İlginç bir zamanda yaşıyoruz, her çeşidiyle medya her şeyi, her söyleneni gözler önüne seriyor. Ama hangisini seçeceğinizi de yine kendisi belirliyor, seçtiğini allayıp pullayıp önünüze koyuyor. Sizin düşünmenize, aklınızla, ruhunuzla, gönlünüzle seçmenize fırsat bırakmıyor.
İnsanın fıtratında hemen olanı, yani acili tercih etme gibi bir damar bulunduğu için de bu acelecilik, ruhun taleplerinden önce nefsin arzuladıklarını öne çıkarıyor. Gösterilenleri akıl, vicdan, iman ve tefekkür süzgecinden geçirme fırsatı bulamadan albenisi olan sözleri ve uygulamaları kabullenip almak zorunda kalıyorsunuz. Malum, televizyonculukta hiçbir karenin gösterimi birkaç saniyeyi aşmamalıdır.
İman ve ibadet meseleleri gibi reklama, dünyevileştirmeye, nefsi tüketime yeri ve tahammülü olmayan meseleler bile arzulara göre allanıp pullanıp televizyon mantığı ile pazarlanıyor. Böylece dinin imana ve öteki âleme ait olması gereken yönü, yani sabiteleri bile pazar ekonomisinin aracı kılınıyor, seç beğen al durumuna indirgeniyor. Oysa ibadetimiz nefsi arzularımızın değil, imanımızın, kalp huzurumuzun, ruhi itminanımızın konusu olmalı değil midir?
Ezanlar bir ilam/felaha çağrı olmaktan çıkıyor, kıraatler bir türlü tilavet olamıyor. Bazen müzikal sanatlara, şovlara, nefse ve nefsi olana davete dönüşüyor. Malum tilavet, izlemek demektir, yaşamak ve uygulamak için olan okuma biçimi tilavettir, kıraatten ileri bir safhadır. ‘Müminler Kurân’ı hakkıyla tilavet ederler’ ayeti bunu anlatır. Oysa din adına benimseyip yaşadıklarımızı nefsimizle değil, ruhumuzla almamız ve yaşamamız gerekir. Reklama ve sunuma değil, öze ve olması gerekene bakmalıyız. Elbette sözümüz işi en güzeliyle yapanlara değil, hamdolsun ki, böyle olanlar da var. Azınlıkta olsalar bile.

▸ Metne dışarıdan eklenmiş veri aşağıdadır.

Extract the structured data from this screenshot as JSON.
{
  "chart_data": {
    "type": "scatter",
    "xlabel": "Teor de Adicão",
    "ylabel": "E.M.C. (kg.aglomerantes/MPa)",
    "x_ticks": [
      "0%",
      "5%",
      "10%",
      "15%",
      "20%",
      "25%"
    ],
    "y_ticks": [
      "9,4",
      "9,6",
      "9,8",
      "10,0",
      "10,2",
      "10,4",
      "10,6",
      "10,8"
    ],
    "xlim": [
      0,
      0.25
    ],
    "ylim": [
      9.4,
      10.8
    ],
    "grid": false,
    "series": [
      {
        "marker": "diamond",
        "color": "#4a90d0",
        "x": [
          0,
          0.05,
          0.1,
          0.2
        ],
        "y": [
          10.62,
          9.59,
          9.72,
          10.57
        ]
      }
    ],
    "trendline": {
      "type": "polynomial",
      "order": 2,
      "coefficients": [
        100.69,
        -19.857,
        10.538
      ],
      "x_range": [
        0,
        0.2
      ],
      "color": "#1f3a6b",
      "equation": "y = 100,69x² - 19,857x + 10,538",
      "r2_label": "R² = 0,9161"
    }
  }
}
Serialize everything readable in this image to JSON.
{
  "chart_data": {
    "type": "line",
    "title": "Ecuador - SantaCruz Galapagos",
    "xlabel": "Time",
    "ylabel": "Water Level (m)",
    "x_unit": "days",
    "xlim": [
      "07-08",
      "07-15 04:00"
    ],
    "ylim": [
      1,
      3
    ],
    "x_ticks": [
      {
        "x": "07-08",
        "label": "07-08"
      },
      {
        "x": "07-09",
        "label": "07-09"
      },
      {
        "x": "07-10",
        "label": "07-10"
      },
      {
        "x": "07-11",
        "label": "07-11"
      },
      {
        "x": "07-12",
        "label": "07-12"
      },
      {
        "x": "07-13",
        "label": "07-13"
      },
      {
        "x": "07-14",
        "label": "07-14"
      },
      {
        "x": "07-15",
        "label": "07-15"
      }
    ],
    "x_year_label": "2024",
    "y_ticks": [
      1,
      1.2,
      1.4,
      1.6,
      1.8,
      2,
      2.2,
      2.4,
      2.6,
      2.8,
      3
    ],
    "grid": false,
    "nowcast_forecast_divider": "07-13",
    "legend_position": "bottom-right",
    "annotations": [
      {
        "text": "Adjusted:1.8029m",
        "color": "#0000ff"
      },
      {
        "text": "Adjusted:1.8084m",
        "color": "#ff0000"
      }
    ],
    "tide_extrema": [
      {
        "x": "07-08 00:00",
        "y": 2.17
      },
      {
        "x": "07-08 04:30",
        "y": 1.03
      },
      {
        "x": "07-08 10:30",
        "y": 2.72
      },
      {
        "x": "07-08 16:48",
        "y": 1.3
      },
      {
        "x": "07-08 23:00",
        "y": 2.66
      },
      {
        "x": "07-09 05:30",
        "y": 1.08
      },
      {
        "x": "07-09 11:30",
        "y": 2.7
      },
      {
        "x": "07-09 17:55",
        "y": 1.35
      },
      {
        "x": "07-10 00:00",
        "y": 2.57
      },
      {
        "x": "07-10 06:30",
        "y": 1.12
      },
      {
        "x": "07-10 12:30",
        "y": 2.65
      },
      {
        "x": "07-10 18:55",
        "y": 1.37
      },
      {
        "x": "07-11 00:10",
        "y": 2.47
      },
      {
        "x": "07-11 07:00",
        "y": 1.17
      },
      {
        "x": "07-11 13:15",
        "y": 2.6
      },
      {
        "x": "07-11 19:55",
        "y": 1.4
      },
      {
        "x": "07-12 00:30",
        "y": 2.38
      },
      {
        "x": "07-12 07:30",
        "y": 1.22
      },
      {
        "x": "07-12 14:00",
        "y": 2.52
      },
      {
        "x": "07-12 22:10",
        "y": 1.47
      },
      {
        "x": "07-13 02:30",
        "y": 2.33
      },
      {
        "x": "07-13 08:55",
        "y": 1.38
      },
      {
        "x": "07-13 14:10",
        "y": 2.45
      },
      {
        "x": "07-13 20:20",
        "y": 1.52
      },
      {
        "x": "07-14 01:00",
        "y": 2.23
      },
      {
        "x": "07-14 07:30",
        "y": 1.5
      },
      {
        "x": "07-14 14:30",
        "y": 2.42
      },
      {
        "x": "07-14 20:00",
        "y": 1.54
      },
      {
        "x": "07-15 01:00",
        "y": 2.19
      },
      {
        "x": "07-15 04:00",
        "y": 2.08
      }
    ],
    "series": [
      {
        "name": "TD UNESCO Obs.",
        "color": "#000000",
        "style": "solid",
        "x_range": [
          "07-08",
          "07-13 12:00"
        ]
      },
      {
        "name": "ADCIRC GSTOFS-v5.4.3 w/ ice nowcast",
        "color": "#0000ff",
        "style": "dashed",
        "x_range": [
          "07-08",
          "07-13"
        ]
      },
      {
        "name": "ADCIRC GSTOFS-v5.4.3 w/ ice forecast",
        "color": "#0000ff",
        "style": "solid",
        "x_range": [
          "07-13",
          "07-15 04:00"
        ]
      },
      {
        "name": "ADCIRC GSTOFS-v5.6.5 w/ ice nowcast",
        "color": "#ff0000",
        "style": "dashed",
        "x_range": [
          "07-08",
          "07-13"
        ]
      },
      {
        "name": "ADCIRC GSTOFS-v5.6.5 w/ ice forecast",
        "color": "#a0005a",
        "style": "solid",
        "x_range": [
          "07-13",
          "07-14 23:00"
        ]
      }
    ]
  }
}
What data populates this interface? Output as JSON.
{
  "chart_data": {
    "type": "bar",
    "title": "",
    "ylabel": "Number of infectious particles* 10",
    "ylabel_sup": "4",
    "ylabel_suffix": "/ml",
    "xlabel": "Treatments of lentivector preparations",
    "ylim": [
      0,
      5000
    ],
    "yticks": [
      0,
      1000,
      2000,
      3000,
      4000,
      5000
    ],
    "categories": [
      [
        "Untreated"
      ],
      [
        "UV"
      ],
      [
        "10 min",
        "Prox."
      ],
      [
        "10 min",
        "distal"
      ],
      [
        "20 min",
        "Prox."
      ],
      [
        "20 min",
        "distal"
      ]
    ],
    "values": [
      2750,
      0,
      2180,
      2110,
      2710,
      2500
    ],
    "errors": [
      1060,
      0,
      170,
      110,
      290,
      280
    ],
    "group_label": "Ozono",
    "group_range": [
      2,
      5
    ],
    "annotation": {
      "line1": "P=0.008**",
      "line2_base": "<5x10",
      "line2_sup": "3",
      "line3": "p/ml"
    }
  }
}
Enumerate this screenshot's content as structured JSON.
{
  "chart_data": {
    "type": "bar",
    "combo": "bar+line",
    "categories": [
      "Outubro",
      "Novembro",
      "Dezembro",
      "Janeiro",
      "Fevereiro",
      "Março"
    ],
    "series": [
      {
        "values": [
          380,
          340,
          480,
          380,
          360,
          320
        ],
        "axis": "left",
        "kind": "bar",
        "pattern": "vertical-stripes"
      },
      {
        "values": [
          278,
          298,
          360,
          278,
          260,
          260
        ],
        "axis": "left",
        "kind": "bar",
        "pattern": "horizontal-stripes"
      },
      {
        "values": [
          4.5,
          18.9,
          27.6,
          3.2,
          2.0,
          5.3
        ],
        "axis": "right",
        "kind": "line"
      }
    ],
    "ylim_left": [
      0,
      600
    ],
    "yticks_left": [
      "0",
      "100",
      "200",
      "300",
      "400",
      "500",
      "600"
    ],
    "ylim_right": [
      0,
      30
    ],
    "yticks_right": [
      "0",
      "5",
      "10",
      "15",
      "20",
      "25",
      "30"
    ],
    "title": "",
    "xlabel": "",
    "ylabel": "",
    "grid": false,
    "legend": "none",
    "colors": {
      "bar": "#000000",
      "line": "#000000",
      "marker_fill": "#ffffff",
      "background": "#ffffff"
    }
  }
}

Böyle şeyleri dillendirdiğiniz zaman da ya selefilikle, ya da sanat ve incelik bilmezlikle suçlanırsınız. Çünkü meselenin gerçekten böyle iki yönü var. Biri, bugün kendilerini Selef-i salihine nispet edenlerden bazılarının sadece lafızlara takılıp, aralarda insanoğlunun doldurması için boş bırakılan yerlerde bile aklı, gönlü ve duyguları hesaba katmayan, Kuranıkerim’in el-e’râb diyerek kötülediği bedavet ruhlu insanlar. Diğeri, salt taabbudi, yani aklın fazla müdahale edemeyeceği, dünyeviliğin bulunmaması gereken iman ve ibadet meselelerini bile deruni, imani ve manevi boyutundan koparıp, dünyaya çeken, nefsin arzularına sunan, kısaca uhrevi olanı bile dünyevileştiren, nakde ve acile çeviren pazarlamacılar. Burada da işin ortasını, yani sırât-ı müstakimi bir türlü bulamıyoruz. Kayıplarımıza mı yanalım, yoksa her iki ucun saldırılarına, bir tarafın tekfirlerine, diğer tarafın tahkirlerine teslim olup susalım mı?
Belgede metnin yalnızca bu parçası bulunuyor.